一进宿舍,汪苏泷的歌扑面而来,魏艾评单穿一条新内裤,裸着上半身用800瓦功率的吹风机捋发型。
三人突然的归来吓他一跳,虽说宿舍不得用800瓦功率的电器,宿管查房的时候可不看功率,手机、吹风筒、热水壶,该拿的都拿走。
翻了翻床上的面包和牛奶,“你为了洗澡也是拼了,晚自习不饿?”胖子说着脱下湿衣服。
“不洗澡,皮肤腻得怪难受,晚自习下课再去抢夜宵。”魏艾评套上干净衣服,有条不紊地照镜子抹发胶,完事顺手拿着床上食物离开,和慌忙换衣服的三人对比鲜明。

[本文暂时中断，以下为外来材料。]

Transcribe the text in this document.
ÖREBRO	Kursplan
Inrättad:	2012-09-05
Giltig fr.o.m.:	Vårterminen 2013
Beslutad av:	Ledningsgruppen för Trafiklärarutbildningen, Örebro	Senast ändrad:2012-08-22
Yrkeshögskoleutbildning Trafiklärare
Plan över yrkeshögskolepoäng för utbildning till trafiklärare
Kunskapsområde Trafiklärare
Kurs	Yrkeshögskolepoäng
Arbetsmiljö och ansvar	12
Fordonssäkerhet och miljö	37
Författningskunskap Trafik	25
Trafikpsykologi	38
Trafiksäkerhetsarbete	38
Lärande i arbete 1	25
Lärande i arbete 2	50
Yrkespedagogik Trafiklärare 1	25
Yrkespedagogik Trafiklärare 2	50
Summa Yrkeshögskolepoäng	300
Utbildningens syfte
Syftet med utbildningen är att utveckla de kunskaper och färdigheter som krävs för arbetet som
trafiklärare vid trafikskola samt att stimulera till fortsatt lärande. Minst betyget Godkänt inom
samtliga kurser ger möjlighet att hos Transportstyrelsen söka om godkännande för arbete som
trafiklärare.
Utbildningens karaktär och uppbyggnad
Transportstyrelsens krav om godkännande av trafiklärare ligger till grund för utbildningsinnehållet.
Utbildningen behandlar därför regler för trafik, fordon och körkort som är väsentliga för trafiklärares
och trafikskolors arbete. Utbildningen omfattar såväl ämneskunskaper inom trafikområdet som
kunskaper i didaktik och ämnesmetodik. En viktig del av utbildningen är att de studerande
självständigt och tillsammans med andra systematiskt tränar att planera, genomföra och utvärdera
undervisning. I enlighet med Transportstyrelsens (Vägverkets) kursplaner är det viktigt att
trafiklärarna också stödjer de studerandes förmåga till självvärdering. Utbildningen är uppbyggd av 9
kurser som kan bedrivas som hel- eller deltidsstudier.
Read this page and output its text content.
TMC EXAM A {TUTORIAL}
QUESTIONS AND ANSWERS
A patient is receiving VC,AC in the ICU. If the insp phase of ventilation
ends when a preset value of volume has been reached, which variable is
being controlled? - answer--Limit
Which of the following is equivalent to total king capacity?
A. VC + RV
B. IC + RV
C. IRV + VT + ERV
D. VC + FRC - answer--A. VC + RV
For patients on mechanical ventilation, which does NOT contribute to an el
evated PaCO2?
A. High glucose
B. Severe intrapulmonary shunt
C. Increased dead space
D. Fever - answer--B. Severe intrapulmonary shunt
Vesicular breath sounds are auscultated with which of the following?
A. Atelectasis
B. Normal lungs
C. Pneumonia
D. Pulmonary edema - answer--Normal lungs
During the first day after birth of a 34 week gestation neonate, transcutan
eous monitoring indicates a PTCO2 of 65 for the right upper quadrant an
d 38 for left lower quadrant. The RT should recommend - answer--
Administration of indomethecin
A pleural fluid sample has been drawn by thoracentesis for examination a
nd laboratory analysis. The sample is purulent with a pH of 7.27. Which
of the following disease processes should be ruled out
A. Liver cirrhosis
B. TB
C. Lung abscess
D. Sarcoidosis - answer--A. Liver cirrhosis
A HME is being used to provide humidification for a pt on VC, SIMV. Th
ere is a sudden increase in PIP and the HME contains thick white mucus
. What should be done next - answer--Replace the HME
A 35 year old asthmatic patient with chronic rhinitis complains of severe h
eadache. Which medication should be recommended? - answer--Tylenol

连唐楞严的榆木脑袋都理解他的作为:“这是要在宁潇湘前时刻保持最好的状态啊。”接着下一句就是本色吐槽:
“追女生真麻烦。”
胖子吃瓜不嫌子多,凑过来开赌局:“我赌他一个月内肯定憋不住去告白,然后被甩。”
“一个月?你太看得起他了。”
余贤既不恨,也不可怜魏艾评,这货敢和余贤吃不相干的醋,温柔奉承宁潇湘,却惧怕被拒绝而进退两难,追求放不开面子,放弃又不甘心,活脱脱一个女频伪后宫小说悲剧男二的模板。
“我敢肯定,宁潇湘现在组织排球会先给他些好处,吊着,等校运会过后再疏远。魏艾评铁定心甘情愿地打白工,然后心怀幻想地等待宁潇湘三年。他太……怎么说呢,优柔寡断吧。”
“你这么说也太——舔狗了吧。宁潇湘听起来也好……额。”胖子找不到合适的词语来形容。
“漂亮女生大都这样,碰到喜欢的各种暗示,不喜欢的,吊着,享受单身与被追求的奇妙状态。”
“贤,你这一棍子打死多少人了?”唐楞严试图纠正好友对异性的偏见,尽管余贤嘴上说放下过去的包袱,但三年舔狗的阴影使他无时不刻恶意揣测着漂亮女生。
“行行,单说这事,魏艾评高中三年要是表白,或者宁潇湘明确拒绝他。我就一口闷完瓶崂山白花蛇草水。”
……
周二,排球训练有条不紊地进行着。
“大家围好,看准球!”处在进攻线与球网间的前场区,宁潇湘站着二传位,侧身叮嘱队友。
四个队员呈口袋形面向球网,相互贴近,集中注意力盯紧对手发球。